The outreach effort was meant to take place last year but was bumped due to the hectic regulatory schedule. It is now expected to take place before the end of the year.
The commission will be under no illusion as to the feedback it will receive. In its letter to ESMA recommending the delay to 2022, it stated: “Other stakeholders have also noted that market developments during this crisis would have been significantly worse in terms of available market liquidity (especially in the non-cleared bond and repo markets) if the mandatory buy-in regime was in place. We note that certain stakeholders have been precise in their communications to us, asking that the entry into force of the regulatory technical standards on settlement discipline be postponed for an additional year.”
This is a direct reference to one of the central concerns raised in ICMA’s latest of several letters sent to EU rulemakers on the subject of CSDR’s flaws. To address market issues with the mandatory buy-ins would require the commission to re-open the level one text and rebuild from the ground up. It has so far preferred to kick the can down the road but sources close to the matter are quietly confident that regulators now accept the rules are potentially damaging to market stability and are willing to give ground. Whether that means the buy-in rules are scrapped, which is the preference of many in the market, or just amended is yet to be seen.
SRD II
SRD II will require asset managers to disclose their policy on securities lending to institutional investors and how it is applied to fulfil its engagement activities, particularly ahead of the general meeting of the investee company. Among SRD II’s primary aims is to crack down on the misuse of voting rights, which were previously abused in several ways including via the borrowing of shares ahead of key corporate action dates to influence the result of company votes.
Similar to CSDR, those in-scope for SRD II were ringing loud alarm bells on its several defects long before it came into effect in September. Chief among these shortcomings is the fact it’s a directive and not a regulation, meaning it must be interpreted by each of the 27 EU member states. This is particularly pertinent to the defining of key terms, such as ‘shareholder’.
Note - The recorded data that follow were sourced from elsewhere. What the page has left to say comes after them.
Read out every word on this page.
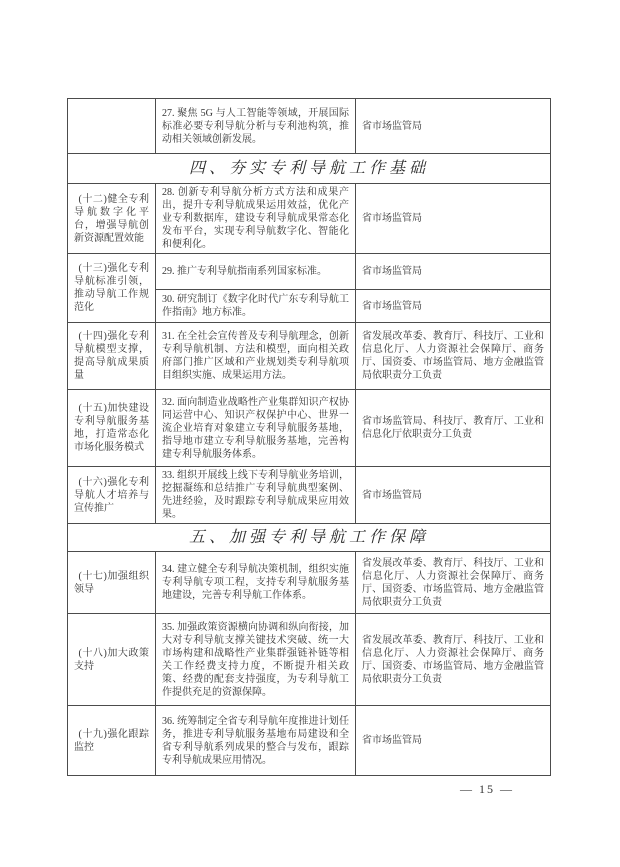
	27. 聚焦 5G 与人工智能等领域，开展国际标准必要专利导航分析与专利池构筑，推动相关领域创新发展。	省市场监管局
四、夯实专利导航工作基础		
(十二)健全专利导航数字化平台，增强导航创新资源配置效能	28. 创新专利导航分析方式方法和成果产出，提升专利导航成果运用效益，优化产业专利数据库，建设专利导航成果常态化发布平台，实现专利导航数字化、智能化和便利化。	省市场监管局
(十三)强化专利导航标准引领，推动导航工作规范化	29. 推广专利导航指南系列国家标准。	省市场监管局
	30. 研究制订《数字化时代广东专利导航工作指南》地方标准。	省市场监管局
(十四)强化专利导航模型支撑，提高导航成果质量	31. 在全社会宣传普及专利导航理念，创新专利导航机制、方法和模型，面向相关政府部门推广区域和产业规划类专利导航项目组织实施、成果运用方法。	省发展改革委、教育厅、科技厅、工业和信息化厅、人力资源社会保障厅、商务厅、国资委、市场监管局、地方金融监管局依职责分工负责
(十五)加快建设专利导航服务基地，打造常态化市场化服务模式	32. 面向制造业战略性产业集群知识产权协同运营中心、知识产权保护中心、世界一流企业培育对象建立专利导航服务基地，指导地市建立专利导航服务基地，完善构建专利导航服务体系。	省市场监管局、科技厅、教育厅、工业和信息化厅依职责分工负责
(十六)强化专利导航人才培养与宣传推广	33. 组织开展线上线下专利导航业务培训，挖掘凝练和总结推广专利导航典型案例、先进经验，及时跟踪专利导航成果应用效果。	省市场监管局
五、加强专利导航工作保障		
(十七)加强组织领导	34. 建立健全专利导航决策机制，组织实施专利导航专项工程，支持专利导航服务基地建设，完善专利导航工作体系。	省发展改革委、教育厅、科技厅、工业和信息化厅、人力资源社会保障厅、商务厅、国资委、市场监管局、地方金融监管局依职责分工负责
(十八)加大政策支持	35. 加强政策资源横向协调和纵向衔接，加大对专利导航支撑关键技术突破、统一大市场构建和战略性产业集群强链补链等相关工作经费支持力度，不断提升相关政策、经费的配套支持强度，为专利导航工作提供充足的资源保障。	省发展改革委、教育厅、科技厅、工业和信息化厅、人力资源社会保障厅、商务厅、国资委、市场监管局、地方金融监管局依职责分工负责
(十九)强化跟踪监控	36. 统筹制定全省专利导航年度推进计划任务，推进专利导航服务基地布局建设和全省专利导航系列成果的整合与发布，跟踪专利导航成果应用情况。	省市场监管局
— 15 —
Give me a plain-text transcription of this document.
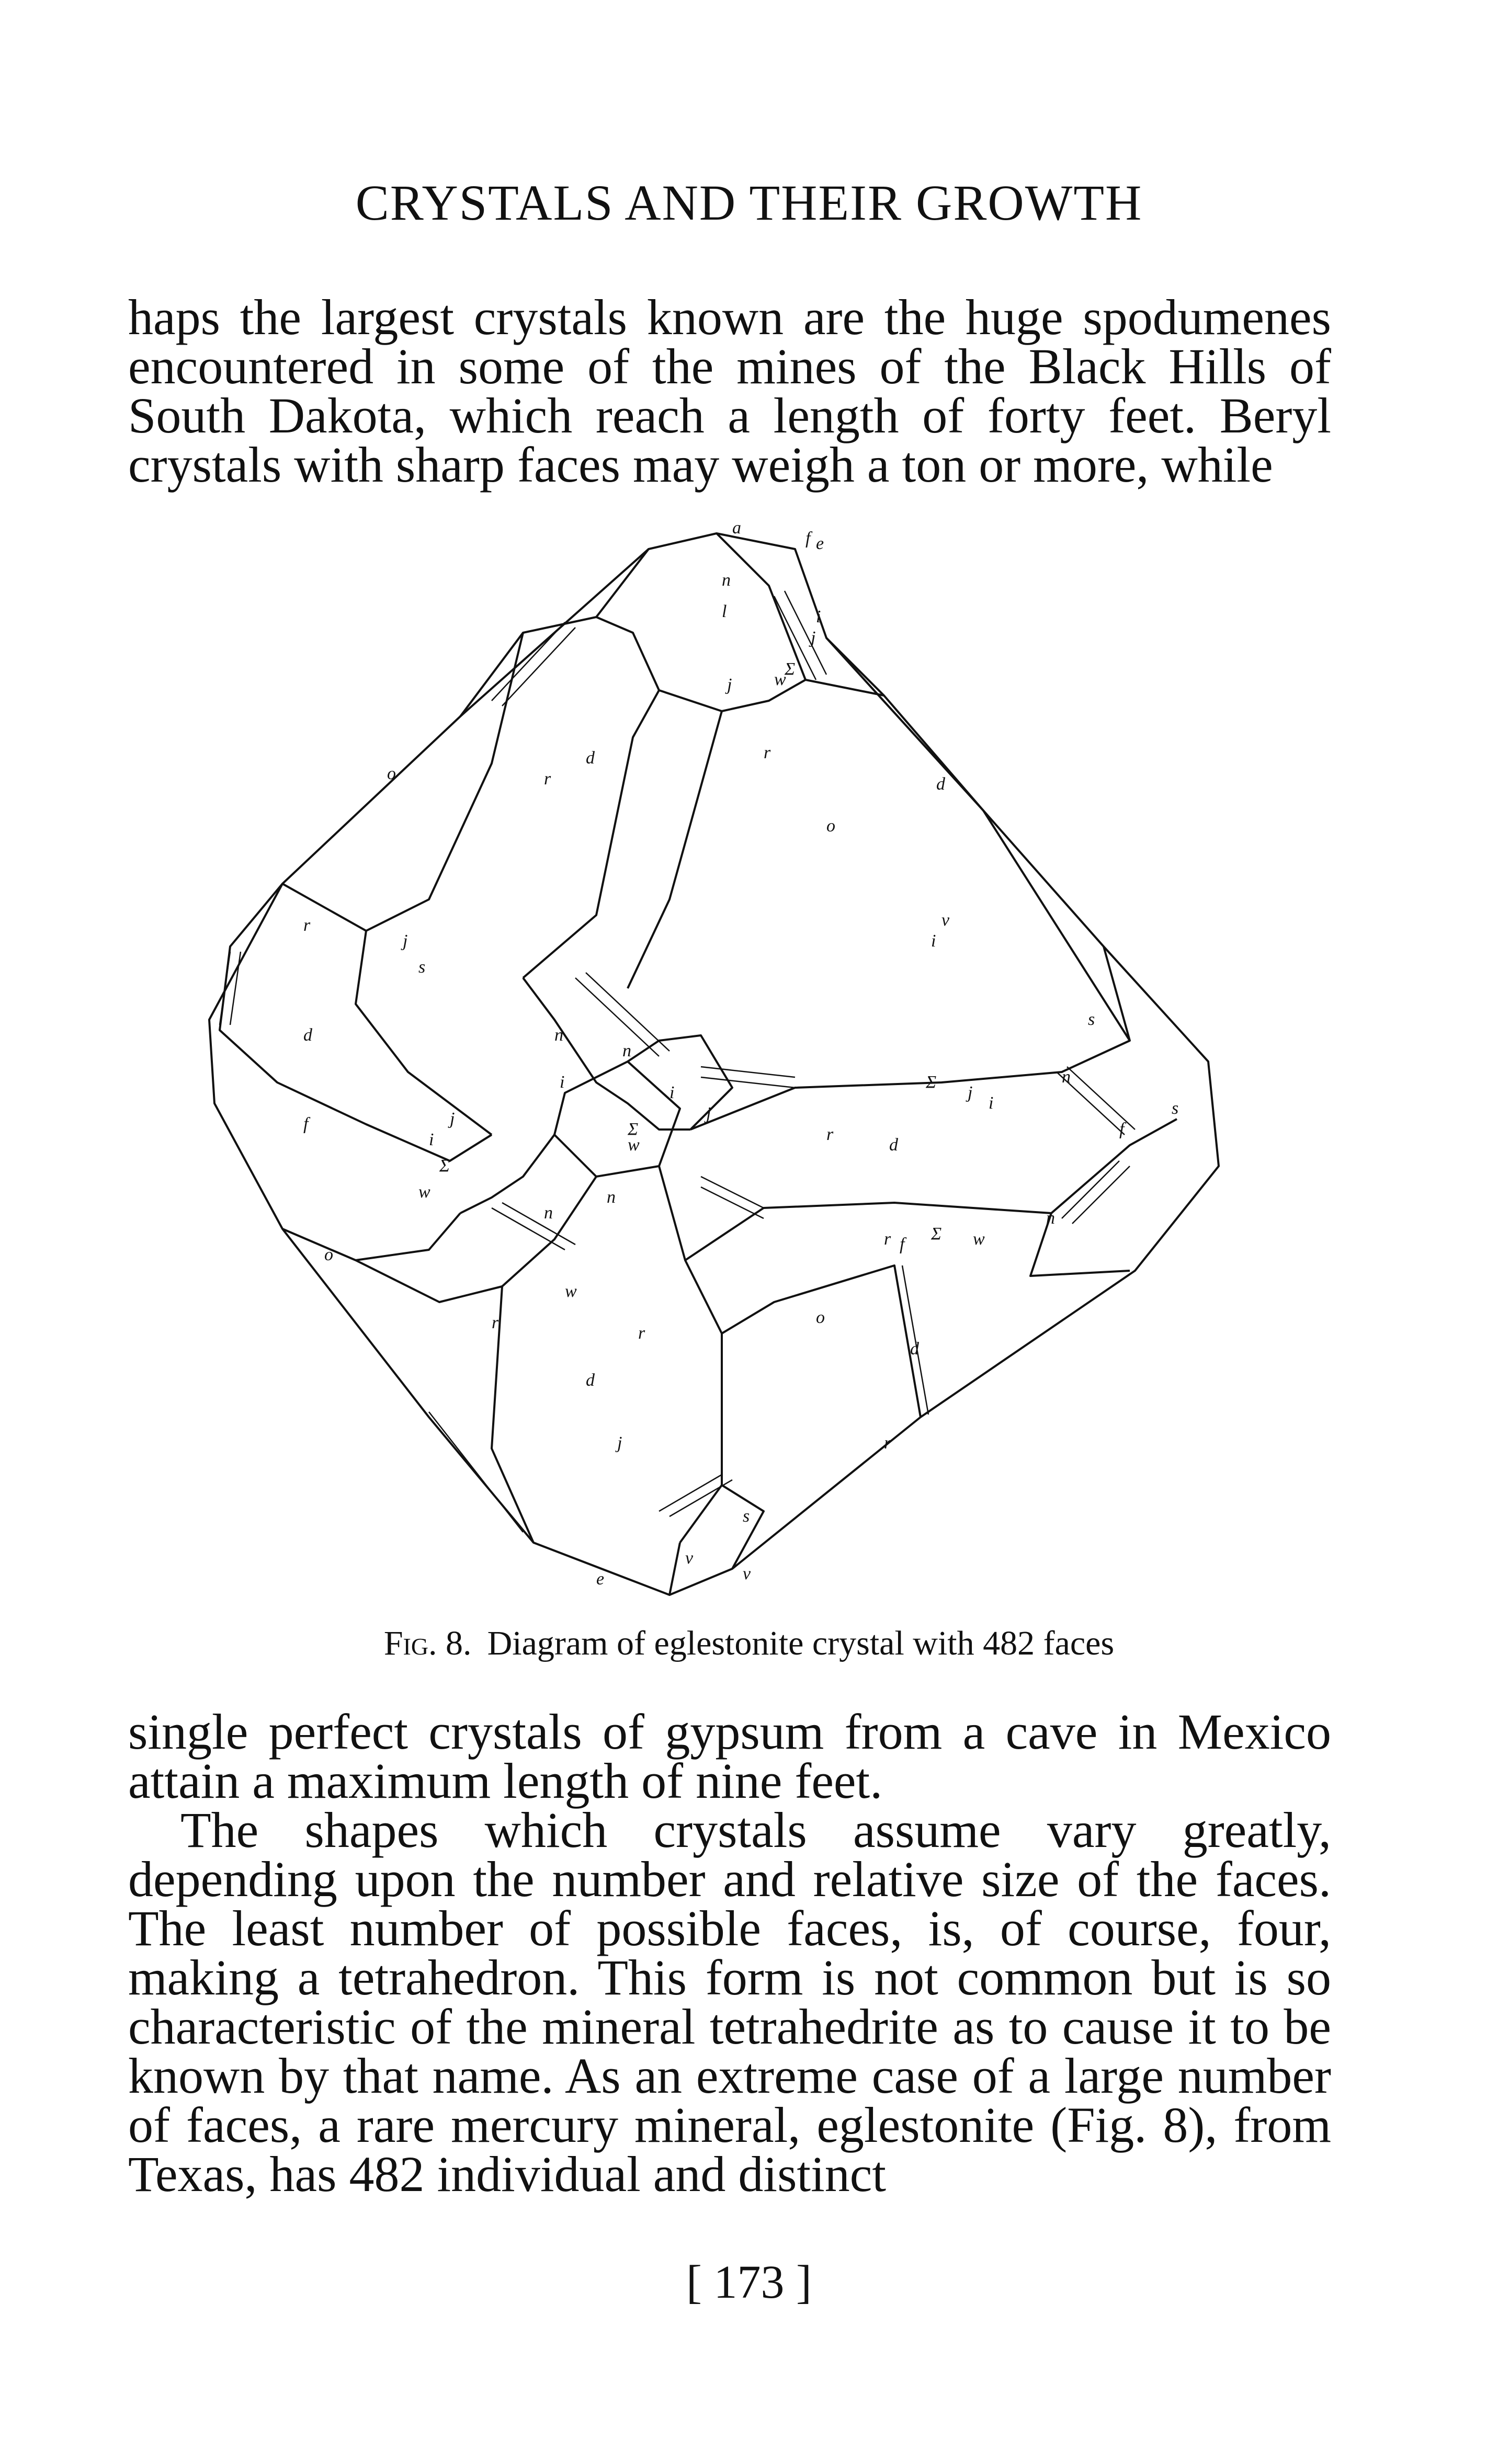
CRYSTALS AND THEIR GROWTH

haps the largest crystals known are the huge spodumenes encountered in some of the mines of the Black Hills of South Dakota, which reach a length of forty feet. Beryl crystals with sharp faces may weigh a ton or more, while

o
d
o
d
d
d
o
o
d
d
n
l
n
n
n
n
n
n
r
r
r
r
r
r
r
r
f	f
f
f
j
j
j
j
j
j
j
i
i
i
i
i
i
w
w
w
w
w
Σ
Σ
Σ
Σ
Σ
v
v
v
e
e
a
s
s
s
s
Fig. 8. Diagram of eglestonite crystal with 482 faces

single perfect crystals of gypsum from a cave in Mexico attain a maximum length of nine feet.

The shapes which crystals assume vary greatly, depending upon the number and relative size of the faces. The least number of possible faces, is, of course, four, making a tetrahedron. This form is not common but is so characteristic of the mineral tetrahedrite as to cause it to be known by that name. As an extreme case of a large number of faces, a rare mercury mineral, eglestonite (Fig. 8), from Texas, has 482 individual and distinct

[ 173 ]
Unsurprisingly, in the immediate aftermath of go-live, market commentators highlighted that 27 slightly different definitions of a stakeholder now existed across the bloc.
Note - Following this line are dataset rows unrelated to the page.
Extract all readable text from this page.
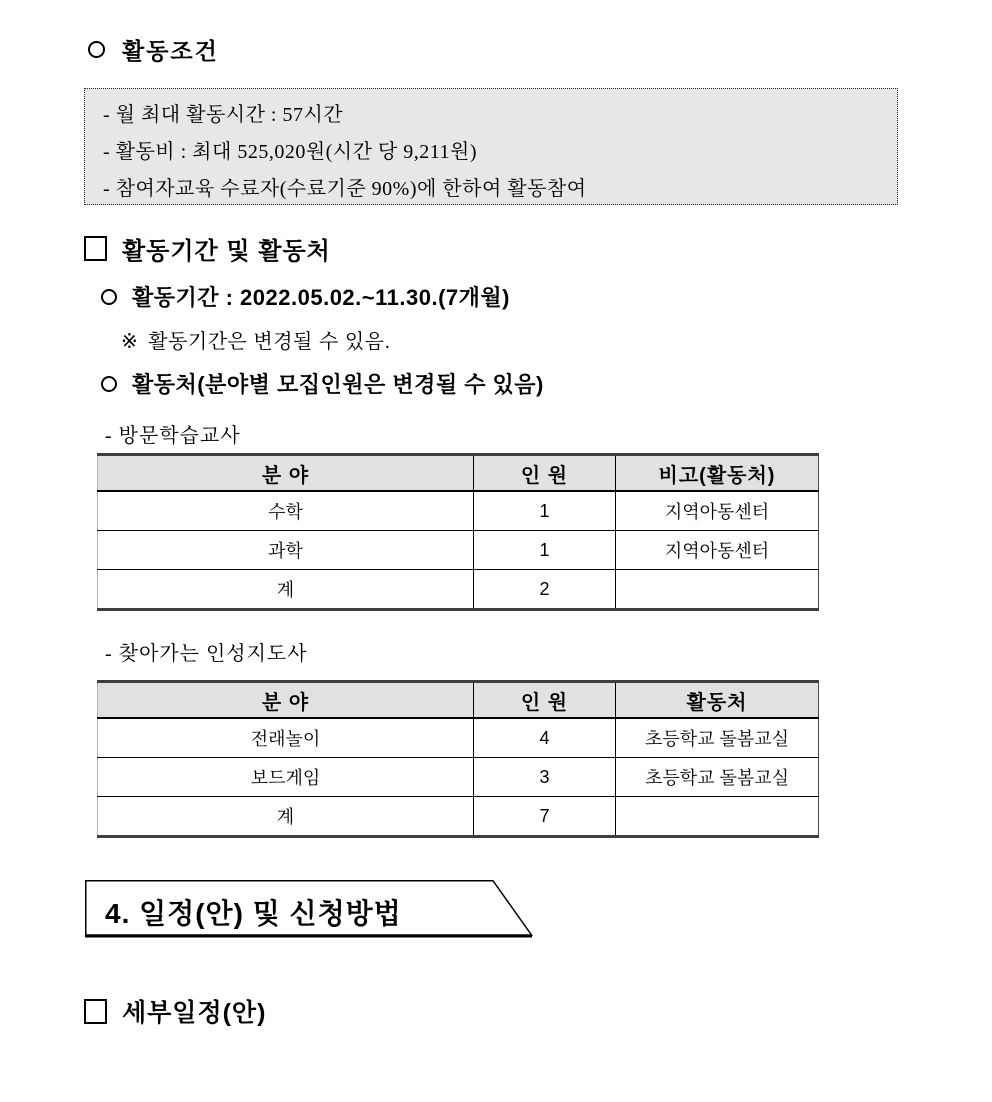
활동조건
- 월 최대 활동시간 : 57시간
- 활동비 : 최대 525,020원(시간 당 9,211원)
- 참여자교육 수료자(수료기준 90%)에 한하여 활동참여
활동기간 및 활동처
활동기간 : 2022.05.02.~11.30.(7개월)
※ 활동기간은 변경될 수 있음.
활동처(분야별 모집인원은 변경될 수 있음)
- 방문학습교사
분 야	인 원	비고(활동처)
수학	1	지역아동센터
과학	1	지역아동센터
계	2	
- 찾아가는 인성지도사
분 야	인 원	활동처
전래놀이	4	초등학교 돌봄교실
보드게임	3	초등학교 돌봄교실
계	7	
4. 일정(안) 및 신청방법
세부일정(안)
To address this directly, the CMU action plan references the “possibility of introducing an EU-wide definition of shareholder”. The catch is that this was originally earmarked for completion by June 2022 but thanks to the pandemic disruption a legislative proposal to this effect may not appear until Q3 2023.
In addition, the EU also wishes to clarify rules on the corporate actions process, and the analysis of potential national regulatory barriers to the use of technology to facilitate communication between issuers and shareholders that will be taken forward by Q4 2021.
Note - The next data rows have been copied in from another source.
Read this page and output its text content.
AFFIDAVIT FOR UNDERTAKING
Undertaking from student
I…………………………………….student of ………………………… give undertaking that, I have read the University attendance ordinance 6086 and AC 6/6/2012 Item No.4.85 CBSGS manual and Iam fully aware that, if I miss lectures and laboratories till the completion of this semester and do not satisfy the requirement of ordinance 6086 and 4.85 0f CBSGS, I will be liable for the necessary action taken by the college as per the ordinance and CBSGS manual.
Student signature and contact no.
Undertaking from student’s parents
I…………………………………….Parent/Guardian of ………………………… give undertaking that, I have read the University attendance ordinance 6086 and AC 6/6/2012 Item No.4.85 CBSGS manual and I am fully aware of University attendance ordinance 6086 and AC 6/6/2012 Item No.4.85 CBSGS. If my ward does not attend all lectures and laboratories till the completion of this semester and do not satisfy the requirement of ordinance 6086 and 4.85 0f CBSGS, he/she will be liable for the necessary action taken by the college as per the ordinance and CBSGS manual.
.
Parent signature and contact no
Market sources described the plan as “promising” but were unwilling to celebrate until proof of the EU’s commitment to the task was clear.
Despite the tepid wording, the EC’s acknowledgement of the specific issue of defining a shareholder is a step forward from earlier this year, when 11 trade bodies including the International Securities Lending Association, the European Banking Federation, ICMA, and AFME unsuccessfully pushed for a one-year delay to SRD II implementation. In its response to the joint letter in June, the commission made no reference to the shareholder problem while also dismissing the group’s claims that the pandemic had scuppered their implementation timelines.
In the days before implementation, the same group reiterated their concerns in a new letter and requested confirmation that, given the several areas of ambiguity in the rules framework, no fines for non-compliance would be issued until September 2021. They are yet to receive a response.